Rodel-gold für deutschland bei olympia mailand cortina 2026: langenhan macht den auftakt

Rodel-olympiade mailand cortina 2026: deutschland strebt nach gold – langenhan ebnet den weg

Max Langenhan hat mit seinem souveränen Sieg im Eiskanal von Cortina d'Ampezzo die deutsche Goldmedaillenjagd bei den Rodelwettbewerben der Olympischen Spiele Mailand Cortina 2026 eröffnet. Der Thüringer zeigte eine beeindruckende Leistung und sieht seinen Erfolg als Auftakt für weitere deutsche Erfolge. „Hoffentlich kann das ein bisschen beflügeln“, so Langenhan nach seinem Triumph.

Teamgeist im eiskanal

Der Zusammenhalt innerhalb des deutschen Teams ist enorm. Nach Langenhans Goldmedaille gratulierte der knapp geschlagene Felix Loch als erster persönlich. Auch die deutschen Rodel-Damen hielten trotz ihrer bevorstehenden Wettkämpfe an diesem Tag die Stellung und unterstützten ihr Team. „Es war cool, dass gestern alle da waren, obwohl die Mädels heute ihr erstes Rennen fahren“, berichtete Langenhan.

Langenhan widmet gold seinem verstorbenen trainer

Langenhan widmet gold seinem verstorbenen trainer

Der Sieg hat für Langenhan eine besondere Bedeutung. Er widmete die Goldmedaille seinem verstorbenen Trainer. „Ich habe mir mal geschworen…“, so Langenhan emotional. Trotz der Freude und des Erfolgs war die Müdigkeit nach einer kurzen Nacht deutlich erkennbar. Dennoch stand er bereit, um Fragen zu beantworten und den Blick bereits auf die kommenden Wettkämpfe zu richten.
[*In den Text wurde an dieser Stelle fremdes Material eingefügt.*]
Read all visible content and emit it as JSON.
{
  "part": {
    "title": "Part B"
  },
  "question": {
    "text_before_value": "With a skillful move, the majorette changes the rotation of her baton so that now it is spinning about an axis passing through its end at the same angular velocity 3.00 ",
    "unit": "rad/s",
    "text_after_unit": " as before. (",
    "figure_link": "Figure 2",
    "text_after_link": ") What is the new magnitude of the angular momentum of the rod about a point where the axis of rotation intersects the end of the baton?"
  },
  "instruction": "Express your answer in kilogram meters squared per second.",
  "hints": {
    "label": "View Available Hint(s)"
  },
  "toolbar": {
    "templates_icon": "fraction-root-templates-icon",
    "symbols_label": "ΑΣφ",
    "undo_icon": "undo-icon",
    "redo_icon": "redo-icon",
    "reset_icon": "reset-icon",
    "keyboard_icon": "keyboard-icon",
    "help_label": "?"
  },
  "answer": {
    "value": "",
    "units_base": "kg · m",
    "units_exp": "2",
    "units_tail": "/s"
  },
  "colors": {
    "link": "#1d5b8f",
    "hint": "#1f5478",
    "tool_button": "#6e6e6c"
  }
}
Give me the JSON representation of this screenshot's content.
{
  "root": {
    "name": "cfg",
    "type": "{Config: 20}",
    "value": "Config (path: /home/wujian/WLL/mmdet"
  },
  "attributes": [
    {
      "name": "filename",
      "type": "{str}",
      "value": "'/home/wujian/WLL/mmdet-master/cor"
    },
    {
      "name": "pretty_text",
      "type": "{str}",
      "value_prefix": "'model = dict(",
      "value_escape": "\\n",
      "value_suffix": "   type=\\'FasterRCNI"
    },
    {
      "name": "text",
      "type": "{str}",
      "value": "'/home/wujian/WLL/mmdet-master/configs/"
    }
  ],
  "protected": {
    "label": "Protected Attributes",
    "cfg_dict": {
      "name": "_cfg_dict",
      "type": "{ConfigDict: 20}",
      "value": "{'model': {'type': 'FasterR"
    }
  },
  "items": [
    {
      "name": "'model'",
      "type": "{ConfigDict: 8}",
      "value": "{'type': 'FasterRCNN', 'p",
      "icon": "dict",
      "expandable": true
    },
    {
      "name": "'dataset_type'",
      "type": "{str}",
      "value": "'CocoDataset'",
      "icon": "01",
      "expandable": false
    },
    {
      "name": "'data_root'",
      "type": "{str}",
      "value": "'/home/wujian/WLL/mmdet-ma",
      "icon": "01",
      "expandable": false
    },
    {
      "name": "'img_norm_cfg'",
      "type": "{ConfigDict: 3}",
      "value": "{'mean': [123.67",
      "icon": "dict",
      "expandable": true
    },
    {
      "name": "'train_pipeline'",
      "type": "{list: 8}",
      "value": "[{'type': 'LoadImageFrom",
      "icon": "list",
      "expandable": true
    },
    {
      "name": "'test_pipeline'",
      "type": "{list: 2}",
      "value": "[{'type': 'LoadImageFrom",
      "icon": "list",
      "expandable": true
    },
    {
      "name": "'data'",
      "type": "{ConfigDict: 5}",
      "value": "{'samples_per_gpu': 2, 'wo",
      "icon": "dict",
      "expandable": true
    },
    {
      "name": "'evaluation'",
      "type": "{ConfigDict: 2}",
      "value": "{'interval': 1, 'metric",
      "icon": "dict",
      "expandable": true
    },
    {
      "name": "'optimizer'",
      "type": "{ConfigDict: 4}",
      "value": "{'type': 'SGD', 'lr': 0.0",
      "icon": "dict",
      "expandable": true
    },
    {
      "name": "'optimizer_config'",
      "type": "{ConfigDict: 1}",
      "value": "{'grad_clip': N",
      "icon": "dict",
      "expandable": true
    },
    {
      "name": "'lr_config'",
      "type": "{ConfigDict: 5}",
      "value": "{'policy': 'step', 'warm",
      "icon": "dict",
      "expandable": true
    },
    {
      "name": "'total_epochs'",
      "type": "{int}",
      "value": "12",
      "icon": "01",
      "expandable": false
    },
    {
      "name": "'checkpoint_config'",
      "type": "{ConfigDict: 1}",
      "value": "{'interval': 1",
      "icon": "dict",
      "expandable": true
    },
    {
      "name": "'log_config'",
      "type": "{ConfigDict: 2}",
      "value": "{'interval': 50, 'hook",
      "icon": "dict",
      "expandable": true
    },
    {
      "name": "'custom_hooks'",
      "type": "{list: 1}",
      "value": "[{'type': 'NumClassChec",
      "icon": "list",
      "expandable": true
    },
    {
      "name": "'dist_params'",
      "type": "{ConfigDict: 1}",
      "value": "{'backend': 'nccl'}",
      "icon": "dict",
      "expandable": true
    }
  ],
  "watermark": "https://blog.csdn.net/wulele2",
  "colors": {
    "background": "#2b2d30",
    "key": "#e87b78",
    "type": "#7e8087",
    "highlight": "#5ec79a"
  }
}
Nächste chancen für deutschland

Nächste chancen für deutschland

Nach Langenhans Erfolg stehen nun die Einzelrennen der Damen und die Doppelsitzer-Wettbewerbe mit den etablierten Tobias Wendl und Tobias Arlt auf dem Programm. Bis dahin hat Langenhan Zeit, sich zu erholen, bevor er am Donnerstag mit der Teamstaffel erneut um Edelmetall kämpft. Die Erwartungen sind hoch, und das deutsche Team ist entschlossen, weitere Medaillen zu gewinnen.

„Ein haufen medaillen“ für deutschland?

„Ein haufen medaillen“ für deutschland?

Der Bob- und Schlittenverband für Deutschland (BSD) hat in der Vergangenheit bewiesen, dass er eine Erfolgsgarantie für das deutsche Team bei Olympischen Winterspielen darstellt. Bei den Spielen in Peking gewannen die Rodler, Skeletonis und Bob-Piloten insgesamt 16 der 27 deutschen Medaillen. Neun von zwölf Olympiasiegen unterstreichen die Stärke des BSD. Auch BSD-Vorstandschef Thomas Schwab zeigte sich begeistert vom guten Auftakt.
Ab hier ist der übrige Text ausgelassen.